In the American Airlines case, we charged that, when faced with new entrants in Dallas, American incurred great expense -- by saturating the relevant city-to-city markets where the new entrant had started service (e.g., Dallas/Wichita) and lowering prices substantially -- in order to drive the new entrant from the market. The essence of the case is our claim that American would never have engaged in these practices had it not known that it could eliminate new entrants and then recoup its short-term losses by enjoying monopoly profits in the future. As American's CEO said to his colleagues at the time, "if you're not going to get them out [of the market], then [there is] no point to diminish [our] profit."
Moving next to the new economy, the facts of the Microsoft case provide an especially powerful example of this predatory technique. There, the judge found that Microsoft had spent hundreds of millions of dollars to develop and distribute Internet Explorer, not just for Windows but for Internet Access Providers and even for Apple. Microsoft did this, the court further found, even though it internally described IE as a "no-revenue product" and knew that, standing on its own, Microsoft's IE business strategy made no sense. After all, it's hard to sustain a business plan by paying millions of dollars to induce others to distribute a no-revenue product, especially one that cost hundreds of millions to develop. What made this strategy even more perplexing is that, according to Microsoft's own documents, "browser market share" -- share of this no-revenue product -- was seen a "priority number 1" within the corporation.

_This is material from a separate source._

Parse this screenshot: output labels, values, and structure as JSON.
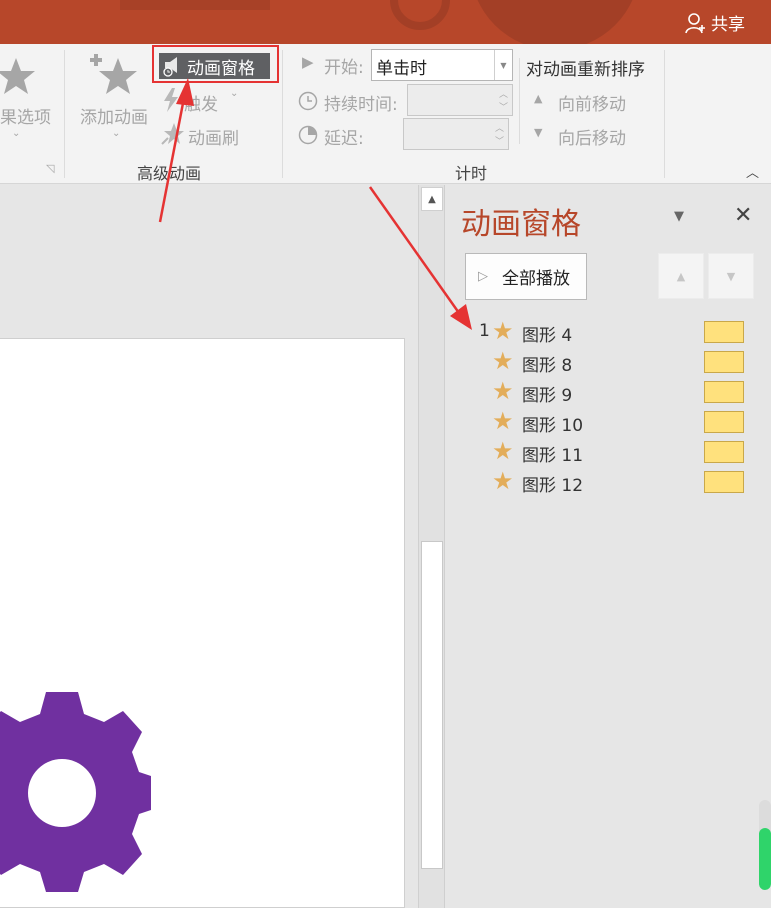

The reason this otherwise irrational business strategy made sense, of course, is that, as the district court found, Microsoft was protecting its monopoly profits in Windows by making sure that Netscape's browser did not obtain sufficient market share to create a platform that could ultimately erode Windows' dominance -- a fear that Bill Gates highlighted at the outset of Microsoft's anticompetitive campaign by noting that, if Netscape wasn't stopped, its browser would be able to "commoditize" the operating system.
I could give other examples of anticompetitive practices in the new economy -- like withholding technical information that competitors need to compete -- which were also observed in the old economy. But by now I think you get my basic point: when it comes to antitrust enforcement, the new, new thing isn't so new after all.

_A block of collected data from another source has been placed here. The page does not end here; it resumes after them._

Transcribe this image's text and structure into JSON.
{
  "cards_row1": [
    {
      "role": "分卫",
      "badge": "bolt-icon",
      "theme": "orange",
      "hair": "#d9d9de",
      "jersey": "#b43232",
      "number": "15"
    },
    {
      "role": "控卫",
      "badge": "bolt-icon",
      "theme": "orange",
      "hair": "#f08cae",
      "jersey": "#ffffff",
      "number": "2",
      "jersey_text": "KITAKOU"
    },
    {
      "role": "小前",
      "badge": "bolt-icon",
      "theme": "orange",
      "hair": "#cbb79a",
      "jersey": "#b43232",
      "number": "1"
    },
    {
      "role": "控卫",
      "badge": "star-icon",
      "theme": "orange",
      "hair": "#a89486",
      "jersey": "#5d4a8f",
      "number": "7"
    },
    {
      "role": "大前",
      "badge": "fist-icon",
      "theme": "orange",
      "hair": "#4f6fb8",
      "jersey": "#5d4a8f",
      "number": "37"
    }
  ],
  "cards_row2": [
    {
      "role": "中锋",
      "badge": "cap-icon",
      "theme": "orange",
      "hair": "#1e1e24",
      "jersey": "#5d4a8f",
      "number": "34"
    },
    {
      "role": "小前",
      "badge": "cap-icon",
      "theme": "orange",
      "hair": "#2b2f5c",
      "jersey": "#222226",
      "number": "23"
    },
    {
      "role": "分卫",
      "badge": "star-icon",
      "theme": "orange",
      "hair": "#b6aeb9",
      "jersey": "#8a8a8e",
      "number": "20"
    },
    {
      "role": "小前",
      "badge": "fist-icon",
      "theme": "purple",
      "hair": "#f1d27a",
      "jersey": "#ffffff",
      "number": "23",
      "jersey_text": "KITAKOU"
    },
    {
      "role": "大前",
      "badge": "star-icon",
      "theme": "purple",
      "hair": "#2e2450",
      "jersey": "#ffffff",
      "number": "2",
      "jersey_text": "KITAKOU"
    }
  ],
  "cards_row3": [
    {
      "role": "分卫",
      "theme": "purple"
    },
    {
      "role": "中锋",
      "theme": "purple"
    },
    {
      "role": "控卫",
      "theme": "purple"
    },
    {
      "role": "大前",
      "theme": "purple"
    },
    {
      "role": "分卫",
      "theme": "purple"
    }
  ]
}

So let me conclude by highlighting two points. First, the focus of antitrust enforcement tomorrow, as it was yesterday, will remain on preventing the traditional anticompetitive techniques that businesses with market power have long used to maintain and extend that power. And second, given my first point, in the new economy as in the old, businesses with market power should have little problem in ordering their affairs in a way that keeps them free from antitrust difficulties.